North of Ernestinovo lies the major HEP Substation TS Ernestinovo, which was originally built in 1977 as the first 400 kV station in Croatia. It is connected with long-distance power lines to TS Tumbri/Žerjavinec (Zagreb) and Pécs, Hungary. It had been destroyed in the Croatian War of Independence in 1991, but was fully repaired in 2003. Bobota Canal passes next to the village.

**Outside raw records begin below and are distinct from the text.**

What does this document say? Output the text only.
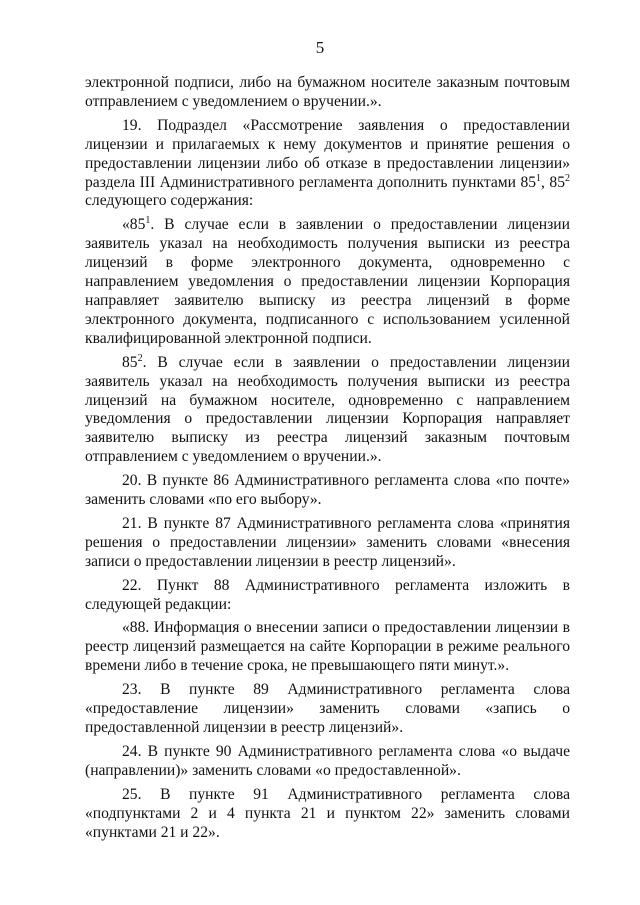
5

электронной подписи, либо на бумажном носителе заказным почтовым отправлением с уведомлением о вручении.».

19. Подраздел «Рассмотрение заявления о предоставлении лицензии и прилагаемых к нему документов и принятие решения о предоставлении лицензии либо об отказе в предоставлении лицензии» раздела III Административного регламента дополнить пунктами $85^1$, $85^2$ следующего содержания:

«$85^1$. В случае если в заявлении о предоставлении лицензии заявитель указал на необходимость получения выписки из реестра лицензий в форме электронного документа, одновременно с направлением уведомления о предоставлении лицензии Корпорация направляет заявителю выписку из реестра лицензий в форме электронного документа, подписанного с использованием усиленной квалифицированной электронной подписи.

$85^2$. В случае если в заявлении о предоставлении лицензии заявитель указал на необходимость получения выписки из реестра лицензий на бумажном носителе, одновременно с направлением уведомления о предоставлении лицензии Корпорация направляет заявителю выписку из реестра лицензий заказным почтовым отправлением с уведомлением о вручении.».

20. В пункте 86 Административного регламента слова «по почте» заменить словами «по его выбору».

21. В пункте 87 Административного регламента слова «принятия решения о предоставлении лицензии» заменить словами «внесения записи о предоставлении лицензии в реестр лицензий».

22. Пункт 88 Административного регламента изложить в следующей редакции:

«88. Информация о внесении записи о предоставлении лицензии в реестр лицензий размещается на сайте Корпорации в режиме реального времени либо в течение срока, не превышающего пяти минут.».

23. В пункте 89 Административного регламента слова «предоставление лицензии» заменить словами «запись о предоставленной лицензии в реестр лицензий».

24. В пункте 90 Административного регламента слова «о выдаче (направлении)» заменить словами «о предоставленной».

25. В пункте 91 Административного регламента слова «подпунктами 2 и 4 пункта 21 и пунктом 22» заменить словами «пунктами 21 и 22».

Ernestinovo is underdeveloped municipality which is statistically classified as the First Category Area of Special State Concern by the Government of Croatia.

==Politics==
===Minority councils===
Although though the Government of the Republic of Croatia does not guarantee official Croatian-Hungarian bilingualism here, the statute of Ernestinovo itself does. Preserving traditional Hungarian place names and assigning street names to Hungarian historical figures is legally mandated and carried out.

Directly elected minority councils and representatives are tasked with consulting the local or regional authorities, advocating for minority rights and interests, integration into public life and participation in the management of local affairs. At the 2023 Croatian national minorities councils and representatives elections Hungarians and Serbs of Croatia each fulfilled legal requirements to elect 10 members municipal minority councils of the Ernestinovo Municipality but the elections for Serb council were not held due to the lack of candidates.